Vale to my great-aunt, Nancy, Nanna Francesca’s sister. In Mezza Italiana, I wrote about when she was born in Stanthorpe in the 1930s and her parents named her Soccorsa, they hadn’t even left the hospital when the nurses, adamant Soccorsa was too hard to say, called her, ‘Nancy’, a name that was to stick for life.

‘But Mum and Dad always called me Soccorsa, or Corsa for short, at home,’ my great-aunt Nancy told me with a smile. ‘It is officially my name.’
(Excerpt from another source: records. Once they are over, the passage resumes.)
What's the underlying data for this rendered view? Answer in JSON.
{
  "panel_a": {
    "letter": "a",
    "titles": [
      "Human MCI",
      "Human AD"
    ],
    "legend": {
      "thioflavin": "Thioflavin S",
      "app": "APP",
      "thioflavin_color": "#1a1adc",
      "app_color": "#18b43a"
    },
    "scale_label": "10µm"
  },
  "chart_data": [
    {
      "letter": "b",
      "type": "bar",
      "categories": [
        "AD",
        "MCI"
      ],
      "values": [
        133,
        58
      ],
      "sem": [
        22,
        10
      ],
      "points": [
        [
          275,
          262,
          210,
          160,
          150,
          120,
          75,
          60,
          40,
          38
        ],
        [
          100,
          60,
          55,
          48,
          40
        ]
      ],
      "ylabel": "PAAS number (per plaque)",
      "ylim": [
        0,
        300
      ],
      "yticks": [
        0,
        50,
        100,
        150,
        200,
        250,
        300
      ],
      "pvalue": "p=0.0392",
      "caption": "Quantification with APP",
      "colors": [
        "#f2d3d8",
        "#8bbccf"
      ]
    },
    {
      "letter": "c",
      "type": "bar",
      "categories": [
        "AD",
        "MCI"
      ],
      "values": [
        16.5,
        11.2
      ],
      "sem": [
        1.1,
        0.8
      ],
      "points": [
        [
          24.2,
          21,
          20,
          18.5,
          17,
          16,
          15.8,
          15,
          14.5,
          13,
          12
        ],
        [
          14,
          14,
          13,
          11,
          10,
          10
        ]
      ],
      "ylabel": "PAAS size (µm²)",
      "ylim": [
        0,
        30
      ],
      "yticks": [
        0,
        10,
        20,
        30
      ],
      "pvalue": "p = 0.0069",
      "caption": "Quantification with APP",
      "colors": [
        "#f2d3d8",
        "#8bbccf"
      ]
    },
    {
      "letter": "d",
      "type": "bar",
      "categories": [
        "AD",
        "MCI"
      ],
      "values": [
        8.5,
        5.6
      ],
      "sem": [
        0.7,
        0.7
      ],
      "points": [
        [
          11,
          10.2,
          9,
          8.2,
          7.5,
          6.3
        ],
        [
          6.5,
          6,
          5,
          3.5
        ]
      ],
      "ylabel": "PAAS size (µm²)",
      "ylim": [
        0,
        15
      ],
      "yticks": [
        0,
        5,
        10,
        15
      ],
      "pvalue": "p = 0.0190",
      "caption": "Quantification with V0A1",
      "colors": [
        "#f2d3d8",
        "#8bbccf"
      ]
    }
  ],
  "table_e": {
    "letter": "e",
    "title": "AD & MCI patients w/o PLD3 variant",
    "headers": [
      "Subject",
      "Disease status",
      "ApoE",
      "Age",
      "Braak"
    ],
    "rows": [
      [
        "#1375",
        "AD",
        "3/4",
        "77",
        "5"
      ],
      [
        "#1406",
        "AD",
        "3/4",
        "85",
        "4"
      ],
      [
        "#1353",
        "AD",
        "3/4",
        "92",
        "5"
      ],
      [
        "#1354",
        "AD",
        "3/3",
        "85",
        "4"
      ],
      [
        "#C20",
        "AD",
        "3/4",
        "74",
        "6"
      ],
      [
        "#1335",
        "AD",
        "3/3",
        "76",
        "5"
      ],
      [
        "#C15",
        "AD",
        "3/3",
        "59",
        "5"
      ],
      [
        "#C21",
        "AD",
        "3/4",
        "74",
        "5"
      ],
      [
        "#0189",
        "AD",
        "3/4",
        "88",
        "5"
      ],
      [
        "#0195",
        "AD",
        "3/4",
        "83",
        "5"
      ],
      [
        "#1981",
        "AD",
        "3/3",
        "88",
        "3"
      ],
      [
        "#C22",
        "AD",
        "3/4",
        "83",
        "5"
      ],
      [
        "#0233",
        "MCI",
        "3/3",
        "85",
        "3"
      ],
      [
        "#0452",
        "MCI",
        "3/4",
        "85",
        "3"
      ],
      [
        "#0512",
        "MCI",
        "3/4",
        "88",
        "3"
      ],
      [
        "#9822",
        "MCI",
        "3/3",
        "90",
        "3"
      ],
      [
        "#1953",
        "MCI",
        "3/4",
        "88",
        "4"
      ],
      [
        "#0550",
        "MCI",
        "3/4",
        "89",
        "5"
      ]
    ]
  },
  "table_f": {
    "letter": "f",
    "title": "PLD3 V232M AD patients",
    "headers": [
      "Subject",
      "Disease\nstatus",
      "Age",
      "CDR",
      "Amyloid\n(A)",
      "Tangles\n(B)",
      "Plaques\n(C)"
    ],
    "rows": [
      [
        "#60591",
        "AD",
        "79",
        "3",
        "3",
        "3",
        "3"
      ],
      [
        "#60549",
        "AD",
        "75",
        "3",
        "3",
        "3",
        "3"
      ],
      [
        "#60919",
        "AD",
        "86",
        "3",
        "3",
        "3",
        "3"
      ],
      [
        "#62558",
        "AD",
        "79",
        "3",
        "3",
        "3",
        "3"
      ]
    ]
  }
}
When I went to Palmi in Calabria to see where Nanna Francesca and my bisnonni had lived, it was sad that the house was only rubble after the war, however I was thrilled to see the name of their street was Piazzetta del Soccorso. Bisnonna Cesca had named her daughter after her own mother, Soccorsa who was the baker for all those in their area and it’s lovely that the street bears the name. Sadly, Soccorsa never got to meet the granddaughter that was her namesake but there is something beautiful and poignant in keeping those links with ancestral history though on the other side of the world, especially knowing back then they wouldn’t be able to see each other again. Sending much love to those closest to Nancy, Soccorsa. Zoë xx

The pictures show (top left) the street they lived in with the park Villa Mazzini above and the church on the corner as it is now, (below) the street sign that I took a photo of when I was there and (right) Nancy, Soccorsa as a teenager in Stanthorpe, my favourite photo of her.